To Eisenstein montage is not just editing pieces of the film together, but rather an emotional segment in a film placed strategically to create a new idea using images by creating conflict through the use of editing. It allows film to become something more, to create something with those pieces that previously did not exist on their own. Those pieces are the shots, composed of the mise-en-scene.
Mise-en-scene could be compared to the paint in a painting; the composition of everything on the screen, the bare elements assembled in editing. Film composition uses techniques found in painting, drawing, and photography. Shots in a well crafted film are composed as skillfully as great music. Arnheim writes that “film art developed only gradually when the movie makers began consciously or unconsciously to cultivate the peculiar possibilities of cinematographic technique and to apply them toward the creation of artistic productions.”
Peter Wollen writes Hitchcock’s, “own menu of ingredients ran as follows: ‘Lighting creates mood, the camera dramatic impact, music stirs the emotions, colour has an aesthetic effect, widescreen provides showmanship and spectacle, all of the elements needed for the machinery of the production.”
All of these add to the visual elements of what the audience sees in a shot. Truly artistic filmmakers make use of changing the camera’s perspectives on recognizable objects, giving fresh takes with “constancy of form,” by shooting common objects in new angles.
Paul Begin writes “Mise-en-scene does in space what montage does in time.”
Therefore if montage creates new ideas that we would otherwise not surmise then so must mise-en-scene.
Arnheim states, “Film resembles painting, music, literature, and the dance in this respect-it is a medium that may, but need not, be used to produce artistic results.”

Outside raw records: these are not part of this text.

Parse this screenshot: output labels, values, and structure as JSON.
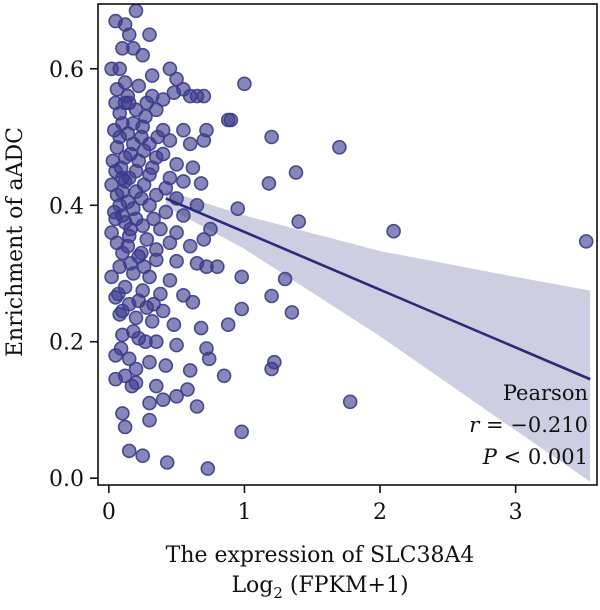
{
  "chart_data": {
    "type": "scatter",
    "title": "",
    "xlabel_line1": "The expression of SLC38A4",
    "xlabel_line2_prefix": "Log",
    "xlabel_line2_subscript": "2",
    "xlabel_line2_suffix": " (FPKM+1)",
    "ylabel": "Enrichment of aADC",
    "xlim": [
      -0.08,
      3.6
    ],
    "ylim": [
      -0.01,
      0.695
    ],
    "xticks": [
      0,
      1,
      2,
      3
    ],
    "xtick_labels": [
      "0",
      "1",
      "2",
      "3"
    ],
    "yticks": [
      0.0,
      0.2,
      0.4,
      0.6
    ],
    "ytick_labels": [
      "0.0",
      "0.2",
      "0.4",
      "0.6"
    ],
    "colors": {
      "point": "#3b3b8c",
      "line": "#2b2b7a",
      "band": "#c6c6de"
    },
    "regression": {
      "x": [
        0.42,
        3.55
      ],
      "y": [
        0.41,
        0.145
      ],
      "ci_x": [
        0.42,
        1.0,
        2.0,
        3.0,
        3.55
      ],
      "ci_lower": [
        0.398,
        0.336,
        0.208,
        0.07,
        -0.005
      ],
      "ci_upper": [
        0.422,
        0.385,
        0.333,
        0.295,
        0.275
      ]
    },
    "annotation": {
      "label": "Pearson",
      "r_symbol": "r",
      "r_value": " = −0.210",
      "p_symbol": "P",
      "p_value": " < 0.001"
    },
    "points": [
      [
        0.05,
        0.67
      ],
      [
        0.12,
        0.665
      ],
      [
        0.2,
        0.685
      ],
      [
        0.15,
        0.65
      ],
      [
        0.3,
        0.65
      ],
      [
        0.1,
        0.63
      ],
      [
        0.18,
        0.63
      ],
      [
        0.08,
        0.6
      ],
      [
        0.02,
        0.6
      ],
      [
        0.25,
        0.62
      ],
      [
        0.12,
        0.58
      ],
      [
        0.32,
        0.59
      ],
      [
        0.45,
        0.6
      ],
      [
        0.5,
        0.585
      ],
      [
        1.0,
        0.578
      ],
      [
        0.55,
        0.57
      ],
      [
        0.6,
        0.56
      ],
      [
        0.65,
        0.56
      ],
      [
        0.7,
        0.56
      ],
      [
        0.48,
        0.565
      ],
      [
        0.05,
        0.55
      ],
      [
        0.15,
        0.55
      ],
      [
        0.2,
        0.54
      ],
      [
        0.28,
        0.55
      ],
      [
        0.35,
        0.54
      ],
      [
        0.1,
        0.52
      ],
      [
        0.25,
        0.515
      ],
      [
        0.4,
        0.51
      ],
      [
        0.55,
        0.51
      ],
      [
        0.72,
        0.51
      ],
      [
        0.88,
        0.525
      ],
      [
        0.9,
        0.525
      ],
      [
        1.2,
        0.5
      ],
      [
        1.7,
        0.485
      ],
      [
        0.08,
        0.5
      ],
      [
        0.18,
        0.49
      ],
      [
        0.3,
        0.49
      ],
      [
        0.45,
        0.495
      ],
      [
        0.6,
        0.49
      ],
      [
        0.7,
        0.495
      ],
      [
        0.12,
        0.47
      ],
      [
        0.22,
        0.465
      ],
      [
        0.35,
        0.47
      ],
      [
        0.5,
        0.46
      ],
      [
        0.62,
        0.455
      ],
      [
        1.38,
        0.448
      ],
      [
        0.05,
        0.45
      ],
      [
        0.15,
        0.44
      ],
      [
        0.3,
        0.445
      ],
      [
        0.45,
        0.44
      ],
      [
        0.55,
        0.435
      ],
      [
        0.68,
        0.432
      ],
      [
        1.18,
        0.432
      ],
      [
        0.02,
        0.43
      ],
      [
        0.1,
        0.42
      ],
      [
        0.2,
        0.42
      ],
      [
        0.35,
        0.415
      ],
      [
        0.5,
        0.41
      ],
      [
        0.65,
        0.4
      ],
      [
        0.08,
        0.4
      ],
      [
        0.18,
        0.395
      ],
      [
        0.3,
        0.4
      ],
      [
        0.42,
        0.39
      ],
      [
        0.55,
        0.385
      ],
      [
        0.95,
        0.395
      ],
      [
        0.05,
        0.38
      ],
      [
        0.12,
        0.375
      ],
      [
        0.25,
        0.37
      ],
      [
        0.38,
        0.365
      ],
      [
        0.5,
        0.36
      ],
      [
        0.75,
        0.365
      ],
      [
        1.4,
        0.376
      ],
      [
        2.1,
        0.362
      ],
      [
        3.52,
        0.347
      ],
      [
        0.02,
        0.36
      ],
      [
        0.15,
        0.355
      ],
      [
        0.28,
        0.35
      ],
      [
        0.45,
        0.345
      ],
      [
        0.6,
        0.34
      ],
      [
        0.7,
        0.35
      ],
      [
        0.1,
        0.33
      ],
      [
        0.22,
        0.325
      ],
      [
        0.35,
        0.32
      ],
      [
        0.5,
        0.318
      ],
      [
        0.65,
        0.315
      ],
      [
        0.8,
        0.31
      ],
      [
        0.72,
        0.31
      ],
      [
        0.08,
        0.31
      ],
      [
        0.18,
        0.3
      ],
      [
        0.3,
        0.295
      ],
      [
        0.45,
        0.29
      ],
      [
        0.98,
        0.295
      ],
      [
        1.3,
        0.292
      ],
      [
        0.02,
        0.295
      ],
      [
        0.12,
        0.28
      ],
      [
        0.25,
        0.275
      ],
      [
        0.38,
        0.27
      ],
      [
        0.55,
        0.268
      ],
      [
        1.2,
        0.267
      ],
      [
        0.05,
        0.265
      ],
      [
        0.15,
        0.255
      ],
      [
        0.28,
        0.25
      ],
      [
        0.4,
        0.245
      ],
      [
        0.62,
        0.258
      ],
      [
        0.98,
        0.248
      ],
      [
        1.35,
        0.243
      ],
      [
        0.08,
        0.24
      ],
      [
        0.2,
        0.235
      ],
      [
        0.32,
        0.23
      ],
      [
        0.48,
        0.225
      ],
      [
        0.68,
        0.22
      ],
      [
        0.88,
        0.225
      ],
      [
        0.1,
        0.21
      ],
      [
        0.22,
        0.205
      ],
      [
        0.35,
        0.2
      ],
      [
        0.5,
        0.195
      ],
      [
        0.72,
        0.19
      ],
      [
        0.74,
        0.175
      ],
      [
        0.05,
        0.18
      ],
      [
        0.15,
        0.175
      ],
      [
        0.3,
        0.17
      ],
      [
        0.42,
        0.165
      ],
      [
        0.6,
        0.158
      ],
      [
        1.2,
        0.16
      ],
      [
        1.22,
        0.17
      ],
      [
        0.85,
        0.15
      ],
      [
        0.12,
        0.15
      ],
      [
        0.2,
        0.14
      ],
      [
        0.35,
        0.135
      ],
      [
        0.5,
        0.12
      ],
      [
        0.58,
        0.13
      ],
      [
        0.05,
        0.145
      ],
      [
        0.3,
        0.11
      ],
      [
        0.4,
        0.115
      ],
      [
        0.65,
        0.105
      ],
      [
        1.78,
        0.112
      ],
      [
        0.1,
        0.095
      ],
      [
        0.3,
        0.085
      ],
      [
        0.12,
        0.075
      ],
      [
        0.98,
        0.068
      ],
      [
        0.15,
        0.04
      ],
      [
        0.25,
        0.033
      ],
      [
        0.43,
        0.023
      ],
      [
        0.73,
        0.014
      ],
      [
        0.06,
        0.57
      ],
      [
        0.14,
        0.56
      ],
      [
        0.22,
        0.575
      ],
      [
        0.32,
        0.56
      ],
      [
        0.4,
        0.555
      ],
      [
        0.08,
        0.535
      ],
      [
        0.18,
        0.52
      ],
      [
        0.27,
        0.53
      ],
      [
        0.04,
        0.51
      ],
      [
        0.14,
        0.505
      ],
      [
        0.24,
        0.5
      ],
      [
        0.36,
        0.5
      ],
      [
        0.06,
        0.485
      ],
      [
        0.16,
        0.475
      ],
      [
        0.26,
        0.48
      ],
      [
        0.4,
        0.475
      ],
      [
        0.03,
        0.465
      ],
      [
        0.09,
        0.455
      ],
      [
        0.2,
        0.45
      ],
      [
        0.32,
        0.455
      ],
      [
        0.42,
        0.425
      ],
      [
        0.12,
        0.435
      ],
      [
        0.26,
        0.43
      ],
      [
        0.06,
        0.415
      ],
      [
        0.14,
        0.405
      ],
      [
        0.24,
        0.41
      ],
      [
        0.33,
        0.38
      ],
      [
        0.04,
        0.39
      ],
      [
        0.1,
        0.385
      ],
      [
        0.2,
        0.38
      ],
      [
        0.06,
        0.345
      ],
      [
        0.14,
        0.34
      ],
      [
        0.24,
        0.33
      ],
      [
        0.35,
        0.335
      ],
      [
        0.16,
        0.315
      ],
      [
        0.26,
        0.31
      ],
      [
        0.07,
        0.27
      ],
      [
        0.22,
        0.26
      ],
      [
        0.33,
        0.255
      ],
      [
        0.1,
        0.245
      ],
      [
        0.18,
        0.215
      ],
      [
        0.27,
        0.2
      ],
      [
        0.09,
        0.19
      ],
      [
        0.2,
        0.16
      ],
      [
        0.17,
        0.135
      ],
      [
        0.12,
        0.55
      ],
      [
        0.1,
        0.44
      ],
      [
        0.16,
        0.365
      ]
    ]
  }
}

He says that a post card and military march are not considered art and just as most movies should not be considered art. With the possibility of being art, how should artistic merit of a filmmaker be deciphered? Begin writes that “Often a director’s style depends on his or her attitude toward mise-en-scene versus montage.”
Montage and mise-en-scene should not be viewed as competing elements, but pieces of film used to compose ideas and emotions the filmmakers are trying to convey. An artist knows the tools and techniques needed to convey the message and grasp a balance of montage and mise-en-scene appropriate for the particular film. Many films simply tell a story, when they become art is where the skill and craft excel.
Films have the capability of being art, and they have the ability to not be art. The deciding factors lie in the use of the elements, and how they are composed together, and the manner in which they are arranged. To shoot and assemble is not art, but to skillfully go about it and craft a movie in a way presenting the audience with ideas and ways of seeing things in an original way brings it to be. For film the main components of its art is the mise-en-scene and montage. When skillfully they are composed together they create a film that is every bit as artistically rendered as a well crafted painting.
Bibliography:
Begin, Paul. "Buñuel, Eisenstein, And The 'Montage Of Attractions': An Approach To Film In Theory And Practice." Bulletin Of Spanish Studies 83.8 (2006): 1113-1132. Academic Search Complete. Web. 9 Feb. 2012.
Rudolf Arnheim. “From Film As Art,” Film Theory and Criticism (New York: Oxford, 2009)
Sergei Eisenstein. “Beyond the Shot [The Cinematographic Principle and the Ideogram]” Film Theory and Criticism. (New York: Oxford, 2009.)
Wollen, Peter. "Theory And Practice." Journal Of Media Practice 6.2 (2005): 73-81. Art Full Text (H.W. Wilson). Web. 9 Feb. 2012.